Agricoltura e industria non hanno rappresentanza unitaria

È Federalimentare a parlare a nome di Confindustria: lo ribadisce il presidente Vincenzo Boccia che segnala come Filiera Italia non rappresenti il sistema industriale alimentare italiano

“Quando Ivano Vacondio parla, lo fa a nome di Confindustria” Così Vincenzo Boccia, presidente degli industriali italiani, chiude gli stati generali di Federalimentare e chiarisce ogni ragionevole dubbio sul ruolo di rappresentante della categoria da parte del presidente della Federazione delle industrie alimentari italiane, che nel corso degli scorsi mesi è stato, in un certo senso, doppiato, nell’interlocuzione con le istituzioni, da Filiera Italia, l’associazione, sostenuta da Coldiretti, che si propone come rappresentante unica del sistema agro-alimentare nazionale. È stato lo stesso Vacondio durante l’assemblea a chiedere a Confindustria di assumere una posizione chiara in merito.

Davanti al gota dell’industria alimentare italiana e al ministro delle Politiche agricole e del turismo Gian Marco Centinaio, il presidente di Federalimentare ribadisce che la rappresentanza del mondo agricolo e di quello industriale non può essere unitaria. Conferma l’interesse nel costruire delle filiere che diano valore aggiunto ai prodotti del made in Italy e l’apertura  al dialogo con tutte le organizzazioni di categoria per discutere di redditività. “Abbiamo però bisogno anche di materie prime d’importazione e non possiamo non ricordare che il prestigio del made in Italy nel mondo è merito in buona parte della capacità di trasformazione dell’industria”.

Il fatturato dell’export agroalimentare nazionale ha raggiunto lo scorso anno 41,8 miliardi di euro, di cui 35 generati dalla vendita di trasformati. Per centrare nel prossimo biennio l’obiettivo dei 50 miliardi il presidente di Federalimentare sottolinea l’importanza degli accordi bilaterali e la necessità di lavorare sulla riapertura del mercato russo. “Abbiamo delle grandi opportunità di crescita nei mercati emergenti, dove l’italian style alimentare è per la nascente classe media un simbolo di affermazione del proprio status. Alla politica non chiediamo soldi, che non ci sono e che non ha senso prendere generando debito, ma di essere accompagnati. Si dovrebbe per esempio potenziare il ruolo delle ambasciate inserendo dei referenti che si occupino di food&beverage. Lungo la strada verso i 50 miliardi anche alcune minacce: i dazi e le etichette a semaforo”.

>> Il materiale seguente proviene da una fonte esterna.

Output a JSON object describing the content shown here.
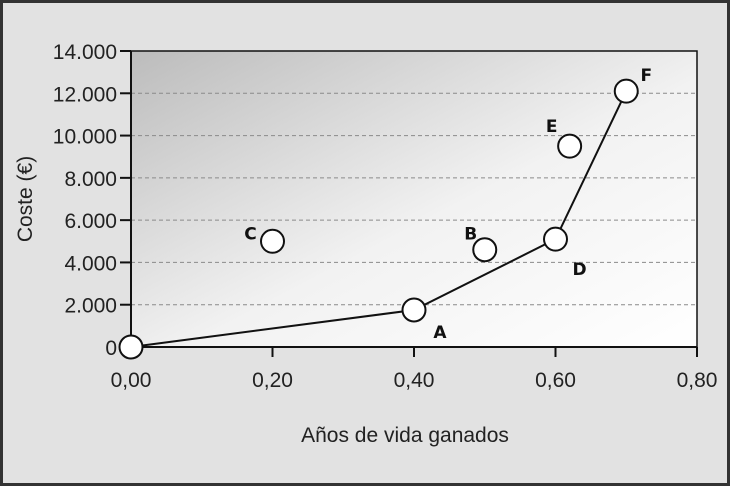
{
  "chart_data": {
    "type": "scatter",
    "title": "",
    "xlabel": "Años de vida ganados",
    "ylabel": "Coste (€)",
    "xlim": [
      0,
      0.8
    ],
    "ylim": [
      0,
      14000
    ],
    "x_ticks": [
      "0,00",
      "0,20",
      "0,40",
      "0,60",
      "0,80"
    ],
    "y_ticks": [
      "0",
      "2.000",
      "4.000",
      "6.000",
      "8.000",
      "10.000",
      "12.000",
      "14.000"
    ],
    "grid": "horizontal dashed",
    "points": [
      {
        "label": "",
        "x": 0.0,
        "y": 0
      },
      {
        "label": "A",
        "x": 0.4,
        "y": 1750
      },
      {
        "label": "B",
        "x": 0.5,
        "y": 4600
      },
      {
        "label": "C",
        "x": 0.2,
        "y": 5000
      },
      {
        "label": "D",
        "x": 0.6,
        "y": 5100
      },
      {
        "label": "E",
        "x": 0.62,
        "y": 9500
      },
      {
        "label": "F",
        "x": 0.7,
        "y": 12100
      }
    ],
    "frontier": [
      "",
      "A",
      "D",
      "F"
    ]
  }
}
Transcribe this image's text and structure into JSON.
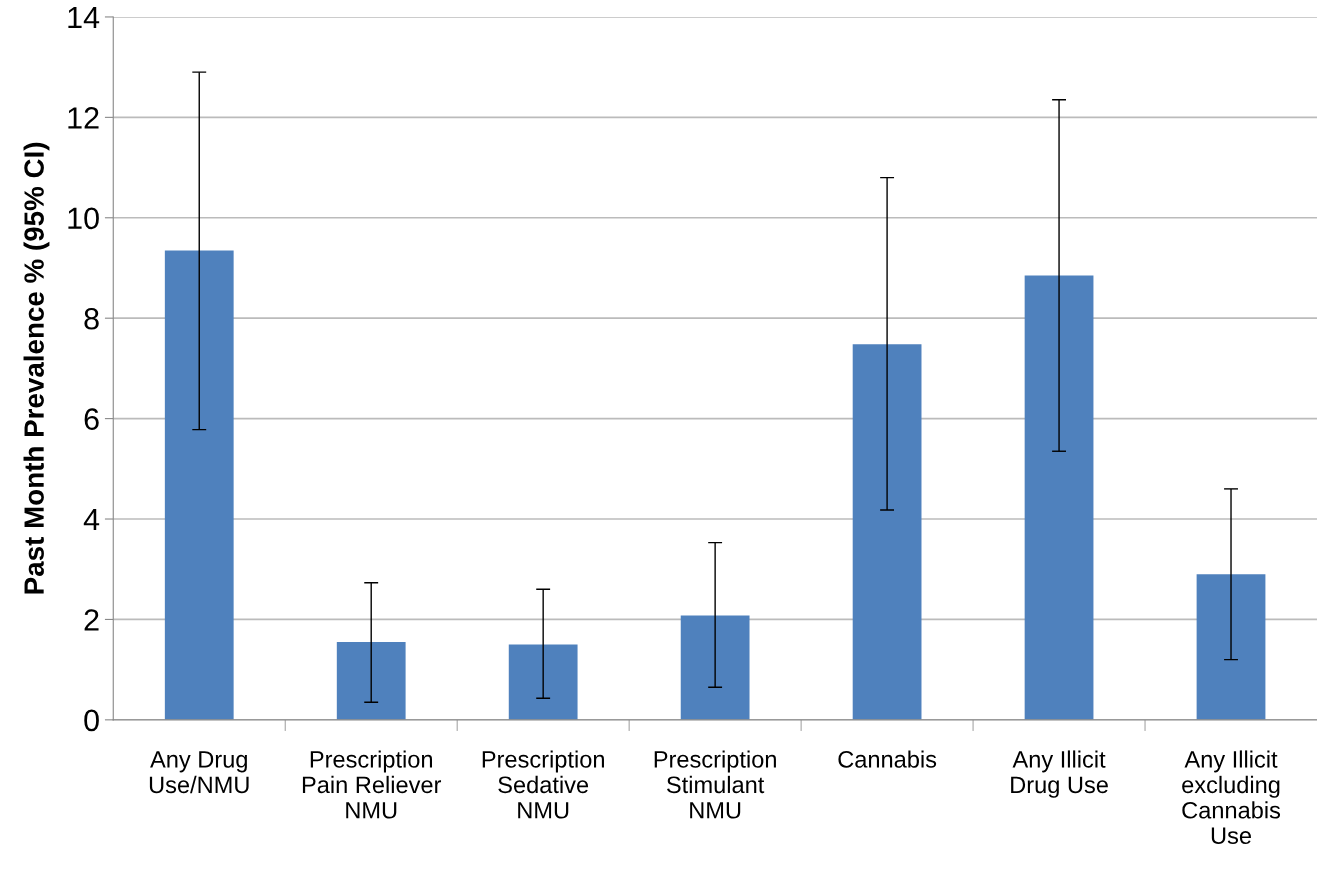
{
  "chart_data": {
    "type": "bar",
    "ylabel": "Past Month Prevalence % (95% CI)",
    "categories": [
      "Any Drug\nUse/NMU",
      "Prescription\nPain Reliever\nNMU",
      "Prescription\nSedative\nNMU",
      "Prescription\nStimulant\nNMU",
      "Cannabis",
      "Any Illicit\nDrug Use",
      "Any Illicit\nexcluding\nCannabis\nUse"
    ],
    "values": [
      9.35,
      1.55,
      1.5,
      2.08,
      7.48,
      8.85,
      2.9
    ],
    "errors": [
      [
        5.78,
        12.9
      ],
      [
        0.35,
        2.73
      ],
      [
        0.43,
        2.6
      ],
      [
        0.65,
        3.53
      ],
      [
        4.18,
        10.8
      ],
      [
        5.35,
        12.35
      ],
      [
        1.2,
        4.6
      ]
    ],
    "color": "#4f81bd",
    "ylim": [
      0,
      14
    ],
    "yticks": [
      0,
      2,
      4,
      6,
      8,
      10,
      12,
      14
    ],
    "grid": "y"
  }
}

Rispetto alla politica economica del governo, Vacondio chiede la rimozione delle clausole di salvaguardia: “L’aumento dell’Iva sarebbe una sciagura per il mercato interno con i consumi che vanno male e finirebbe per acuire il divario sociale. Nella stessa Confindustria comincio a sentire qualche spiffero di apertura in cambio della riduzione del cuneo fiscale che mi vede contrario. È anche il momento di iniziare un lento, ma serio risanamento del debito pubblico. La ricchezza prodotta in Italia serve per pagare gli interessi sul debito e non abbiamo le risorse per fare investimenti, una situazione ormai insostenibile. L’industria, come generatore di ricchezza deve essere considerata un interlocutore centrale”.